At least I have a good reason to be tired tonight:  I went running.  Although, considering the pace (slow) and distance (short) I managed, perhaps I don’t have a good reason but merely a lame excuse.  What a situation when it is NOT Lame Post Friday!  Never mind.  My plan was to do a Running Commentary post in lieu of the threatened Wuss-out Wednesday.  Let’s see how I do.

I was actually pretty impressed with myself that I automatically went upstairs to put on running clothes and gather laundry (I love to multi-task like that on mid-week runs).  I had had the vague plan to run, of course, since I had not run Monday or Tuesday (rain was my excuse those days).  I knew it would be a pity not to run, since I had run both Saturday and Sunday last.  I really want to get my running mojo back (and my writing mojo, and my house cleaning mojo, and any other number of mojos I have lost, but let us not digress) (and I truly thought “mojo” was a word, but my computer does not).  Where was I?  Ah yes, putting laundry in and getting out to run.

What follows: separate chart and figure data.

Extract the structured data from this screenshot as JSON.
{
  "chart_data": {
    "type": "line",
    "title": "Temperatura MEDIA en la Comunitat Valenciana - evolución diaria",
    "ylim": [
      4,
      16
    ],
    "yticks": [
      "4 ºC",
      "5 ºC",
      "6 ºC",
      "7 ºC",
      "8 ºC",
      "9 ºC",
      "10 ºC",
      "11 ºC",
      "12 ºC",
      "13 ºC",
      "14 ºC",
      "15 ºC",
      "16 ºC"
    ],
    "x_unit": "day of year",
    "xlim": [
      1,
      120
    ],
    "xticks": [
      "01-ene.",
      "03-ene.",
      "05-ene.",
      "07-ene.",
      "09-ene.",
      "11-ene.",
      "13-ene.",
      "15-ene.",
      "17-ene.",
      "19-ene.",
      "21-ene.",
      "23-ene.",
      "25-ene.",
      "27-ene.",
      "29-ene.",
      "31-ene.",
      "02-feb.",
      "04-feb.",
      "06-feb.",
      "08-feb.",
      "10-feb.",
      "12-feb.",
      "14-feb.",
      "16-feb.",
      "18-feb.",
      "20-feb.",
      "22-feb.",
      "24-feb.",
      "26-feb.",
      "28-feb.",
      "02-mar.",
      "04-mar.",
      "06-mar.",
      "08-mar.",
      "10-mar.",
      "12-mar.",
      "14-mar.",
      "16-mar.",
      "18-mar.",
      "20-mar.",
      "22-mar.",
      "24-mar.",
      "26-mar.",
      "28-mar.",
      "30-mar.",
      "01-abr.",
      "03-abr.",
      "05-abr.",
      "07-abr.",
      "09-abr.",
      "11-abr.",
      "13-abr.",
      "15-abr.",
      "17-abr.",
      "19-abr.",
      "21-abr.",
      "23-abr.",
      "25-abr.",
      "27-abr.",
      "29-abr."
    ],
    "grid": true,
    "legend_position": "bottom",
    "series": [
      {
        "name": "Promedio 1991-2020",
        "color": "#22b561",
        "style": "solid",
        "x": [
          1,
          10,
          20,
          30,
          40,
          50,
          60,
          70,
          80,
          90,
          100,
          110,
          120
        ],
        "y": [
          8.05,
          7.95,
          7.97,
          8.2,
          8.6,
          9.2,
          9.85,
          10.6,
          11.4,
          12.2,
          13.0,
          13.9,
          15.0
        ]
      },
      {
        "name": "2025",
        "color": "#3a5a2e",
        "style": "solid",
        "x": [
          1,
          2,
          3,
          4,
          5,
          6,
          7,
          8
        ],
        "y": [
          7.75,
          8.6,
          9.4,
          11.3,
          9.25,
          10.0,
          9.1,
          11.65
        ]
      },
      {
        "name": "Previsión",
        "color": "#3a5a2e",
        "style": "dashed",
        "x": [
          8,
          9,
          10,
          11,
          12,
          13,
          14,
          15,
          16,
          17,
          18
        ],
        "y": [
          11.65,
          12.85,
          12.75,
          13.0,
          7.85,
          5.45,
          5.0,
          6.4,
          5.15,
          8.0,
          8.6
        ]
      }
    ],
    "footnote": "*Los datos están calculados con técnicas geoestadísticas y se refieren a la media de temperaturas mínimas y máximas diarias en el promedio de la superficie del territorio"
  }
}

It was the first day this week that felt like May.  At work, we have all been griping about the blankety-blank cold (only we don’t say “blankety-blank”) (in our defense, we work in a factory).  Where was I?  Ah yes, in shorts and short sleeves in the sunshine.  I forgot to put on a headband.  I knew I would not need it to keep my ears warm but thought I might need it to absorb forehead sweat.  Oh well, I would just make the best of it.  I hate to turn around and start a run again.

Right away the run felt terrible.  I’ve had a bit of a sore muscle in one thigh since Sunday, which is to be expected when one has not gone running for a while.  I encouraged myself to persevere.  Just go for 20 minutes, I thought.  Then I thought, my weekend runs had only been 24 minutes.  Maybe 15 minutes would be OK.  No, no, not 15, I argued.  Well, maybe 15, I wheedled.  Just keep going.

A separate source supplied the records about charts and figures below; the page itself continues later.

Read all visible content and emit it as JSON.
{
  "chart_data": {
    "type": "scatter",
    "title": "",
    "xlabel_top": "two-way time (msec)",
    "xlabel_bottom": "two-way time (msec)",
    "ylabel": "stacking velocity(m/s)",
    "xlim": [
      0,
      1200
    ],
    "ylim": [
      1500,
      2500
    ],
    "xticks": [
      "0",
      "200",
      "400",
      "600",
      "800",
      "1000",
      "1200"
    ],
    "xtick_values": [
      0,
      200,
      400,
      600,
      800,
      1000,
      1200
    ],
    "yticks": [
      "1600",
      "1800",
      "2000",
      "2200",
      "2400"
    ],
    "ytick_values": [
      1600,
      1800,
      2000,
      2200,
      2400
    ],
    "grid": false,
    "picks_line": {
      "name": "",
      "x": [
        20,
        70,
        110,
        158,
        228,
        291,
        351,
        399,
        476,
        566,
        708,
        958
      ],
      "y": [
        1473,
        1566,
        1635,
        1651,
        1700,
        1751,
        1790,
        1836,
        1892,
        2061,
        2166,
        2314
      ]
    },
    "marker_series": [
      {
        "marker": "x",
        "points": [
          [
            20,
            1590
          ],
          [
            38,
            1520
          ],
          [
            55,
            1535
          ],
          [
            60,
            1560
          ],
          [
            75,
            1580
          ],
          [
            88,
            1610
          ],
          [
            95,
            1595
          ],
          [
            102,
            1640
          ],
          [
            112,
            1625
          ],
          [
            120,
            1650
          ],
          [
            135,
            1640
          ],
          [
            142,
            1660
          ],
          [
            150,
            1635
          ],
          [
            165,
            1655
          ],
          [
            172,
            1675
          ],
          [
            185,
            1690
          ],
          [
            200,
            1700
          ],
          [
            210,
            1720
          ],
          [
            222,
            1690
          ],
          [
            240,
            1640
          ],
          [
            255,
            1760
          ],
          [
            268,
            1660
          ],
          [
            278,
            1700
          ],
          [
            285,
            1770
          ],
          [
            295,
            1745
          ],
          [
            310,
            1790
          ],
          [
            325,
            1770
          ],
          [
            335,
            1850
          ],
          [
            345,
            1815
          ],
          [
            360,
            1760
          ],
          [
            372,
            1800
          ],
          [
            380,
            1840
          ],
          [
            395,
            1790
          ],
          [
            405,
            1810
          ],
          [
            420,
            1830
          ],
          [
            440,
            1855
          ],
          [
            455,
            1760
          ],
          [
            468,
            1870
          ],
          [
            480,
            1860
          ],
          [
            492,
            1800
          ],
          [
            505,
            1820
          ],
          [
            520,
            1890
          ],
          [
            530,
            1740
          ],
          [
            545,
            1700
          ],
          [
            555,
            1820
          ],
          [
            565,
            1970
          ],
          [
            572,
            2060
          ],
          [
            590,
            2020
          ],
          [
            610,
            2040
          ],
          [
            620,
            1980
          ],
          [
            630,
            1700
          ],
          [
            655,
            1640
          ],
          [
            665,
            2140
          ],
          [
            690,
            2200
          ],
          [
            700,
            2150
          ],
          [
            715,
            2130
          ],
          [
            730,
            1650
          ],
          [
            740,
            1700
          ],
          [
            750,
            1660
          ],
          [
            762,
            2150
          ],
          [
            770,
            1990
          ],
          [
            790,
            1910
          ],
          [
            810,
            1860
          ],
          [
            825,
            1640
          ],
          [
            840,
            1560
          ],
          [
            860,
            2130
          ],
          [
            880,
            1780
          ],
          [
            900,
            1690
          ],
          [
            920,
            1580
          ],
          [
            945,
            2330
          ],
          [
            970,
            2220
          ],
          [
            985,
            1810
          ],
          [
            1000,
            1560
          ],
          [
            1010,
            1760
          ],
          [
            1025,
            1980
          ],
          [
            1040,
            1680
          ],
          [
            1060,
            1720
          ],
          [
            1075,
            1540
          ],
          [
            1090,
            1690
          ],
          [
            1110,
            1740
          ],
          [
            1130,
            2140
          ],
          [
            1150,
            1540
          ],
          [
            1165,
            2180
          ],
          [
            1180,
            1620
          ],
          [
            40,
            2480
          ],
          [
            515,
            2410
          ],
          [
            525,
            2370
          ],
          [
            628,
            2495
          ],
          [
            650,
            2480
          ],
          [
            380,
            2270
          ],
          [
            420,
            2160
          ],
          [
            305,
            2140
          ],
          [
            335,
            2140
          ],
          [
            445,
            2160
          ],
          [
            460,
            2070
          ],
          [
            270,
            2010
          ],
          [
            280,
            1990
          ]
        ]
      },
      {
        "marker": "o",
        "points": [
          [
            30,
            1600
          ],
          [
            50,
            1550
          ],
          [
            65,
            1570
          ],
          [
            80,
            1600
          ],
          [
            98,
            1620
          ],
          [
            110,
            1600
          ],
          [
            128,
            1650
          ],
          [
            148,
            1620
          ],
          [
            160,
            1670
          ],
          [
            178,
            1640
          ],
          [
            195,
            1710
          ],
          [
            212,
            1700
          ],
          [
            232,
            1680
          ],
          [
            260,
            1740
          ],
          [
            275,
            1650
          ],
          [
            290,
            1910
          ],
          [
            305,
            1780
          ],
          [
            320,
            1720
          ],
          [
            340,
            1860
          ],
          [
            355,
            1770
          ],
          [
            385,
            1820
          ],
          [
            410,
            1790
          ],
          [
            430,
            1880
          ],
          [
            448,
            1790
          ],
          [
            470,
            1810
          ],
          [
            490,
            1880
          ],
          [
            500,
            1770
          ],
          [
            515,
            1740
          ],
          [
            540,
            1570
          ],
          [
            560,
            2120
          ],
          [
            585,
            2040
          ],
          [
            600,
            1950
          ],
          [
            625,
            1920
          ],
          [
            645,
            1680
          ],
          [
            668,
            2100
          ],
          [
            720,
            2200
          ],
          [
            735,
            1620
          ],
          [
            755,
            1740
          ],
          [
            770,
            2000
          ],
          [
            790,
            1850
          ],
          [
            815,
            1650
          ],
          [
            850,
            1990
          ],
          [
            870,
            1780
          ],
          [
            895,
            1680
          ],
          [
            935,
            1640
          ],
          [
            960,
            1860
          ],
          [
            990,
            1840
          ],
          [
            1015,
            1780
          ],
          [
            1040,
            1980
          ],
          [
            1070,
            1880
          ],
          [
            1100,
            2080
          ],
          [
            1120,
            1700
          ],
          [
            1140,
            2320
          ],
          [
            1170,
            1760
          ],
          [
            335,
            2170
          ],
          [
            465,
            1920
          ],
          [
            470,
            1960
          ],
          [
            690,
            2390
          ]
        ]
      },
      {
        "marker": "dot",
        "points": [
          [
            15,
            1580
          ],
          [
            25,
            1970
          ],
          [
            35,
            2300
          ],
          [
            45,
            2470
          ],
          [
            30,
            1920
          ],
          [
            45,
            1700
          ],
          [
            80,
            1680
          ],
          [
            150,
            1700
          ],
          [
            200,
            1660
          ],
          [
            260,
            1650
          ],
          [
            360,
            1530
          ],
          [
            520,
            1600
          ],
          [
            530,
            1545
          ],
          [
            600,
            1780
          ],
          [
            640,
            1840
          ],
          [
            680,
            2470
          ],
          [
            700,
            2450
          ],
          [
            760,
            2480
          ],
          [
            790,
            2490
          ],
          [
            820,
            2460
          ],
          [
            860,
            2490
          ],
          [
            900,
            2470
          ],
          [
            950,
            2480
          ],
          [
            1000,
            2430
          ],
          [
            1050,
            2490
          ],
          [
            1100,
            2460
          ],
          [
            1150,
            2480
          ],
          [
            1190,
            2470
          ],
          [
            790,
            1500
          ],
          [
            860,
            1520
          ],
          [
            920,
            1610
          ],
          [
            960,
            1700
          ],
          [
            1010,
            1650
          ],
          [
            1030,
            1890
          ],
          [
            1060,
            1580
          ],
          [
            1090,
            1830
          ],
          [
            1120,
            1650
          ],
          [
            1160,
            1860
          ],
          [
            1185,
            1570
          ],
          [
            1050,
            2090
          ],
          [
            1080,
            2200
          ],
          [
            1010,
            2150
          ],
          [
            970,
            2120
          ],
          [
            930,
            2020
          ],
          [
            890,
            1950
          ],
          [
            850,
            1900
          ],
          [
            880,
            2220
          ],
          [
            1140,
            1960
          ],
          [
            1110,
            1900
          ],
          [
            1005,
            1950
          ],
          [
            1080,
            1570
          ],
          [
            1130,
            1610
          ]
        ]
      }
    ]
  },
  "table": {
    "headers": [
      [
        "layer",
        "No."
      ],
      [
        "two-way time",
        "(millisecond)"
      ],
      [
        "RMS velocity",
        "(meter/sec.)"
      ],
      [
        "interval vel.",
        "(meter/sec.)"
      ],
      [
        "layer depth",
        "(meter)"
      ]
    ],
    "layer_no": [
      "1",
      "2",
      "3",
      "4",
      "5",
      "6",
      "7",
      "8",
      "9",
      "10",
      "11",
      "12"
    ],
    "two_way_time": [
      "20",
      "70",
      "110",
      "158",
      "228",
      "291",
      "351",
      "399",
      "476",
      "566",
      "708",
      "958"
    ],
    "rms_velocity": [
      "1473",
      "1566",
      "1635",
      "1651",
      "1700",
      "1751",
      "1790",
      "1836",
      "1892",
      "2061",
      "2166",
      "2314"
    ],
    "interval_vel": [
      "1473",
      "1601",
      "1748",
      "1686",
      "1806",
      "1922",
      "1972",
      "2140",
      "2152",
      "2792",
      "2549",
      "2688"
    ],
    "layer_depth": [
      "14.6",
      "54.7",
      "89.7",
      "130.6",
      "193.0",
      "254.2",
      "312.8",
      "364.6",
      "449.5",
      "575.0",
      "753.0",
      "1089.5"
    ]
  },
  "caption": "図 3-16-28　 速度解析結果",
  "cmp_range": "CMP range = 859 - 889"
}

So I just kept going.  I admired some tulips and other flowers.  I especially like the wild violets, purple or white.  I even enjoy dandelions, although I am allergic to them.  Personally, I prefer a lawn that is not manicured to purely grass and nothing else.  I like a more natural look.  One nice thing about running around the village (Herkimer, NY, where I live) is that you get to see a wide variety of yards.

I had to really push myself to get the full 20 minutes, but I did it.  Full disclosure:  I also had to push myself to get this blog post written, and I left out a lot of the narration in my head, with which I entertained myself while I ran.  Oh well, there’s no saying my gentle readers would find it as entertaining as I did. However, it kept me going, so I feel pleased with myself.  And I did not entirely wuss out on my blog post.  So I say, Yay, me.  And if anybody wants to shake their head (or their finger or their booty, of course) and say something like, “It takes so little to please some people,” feel free.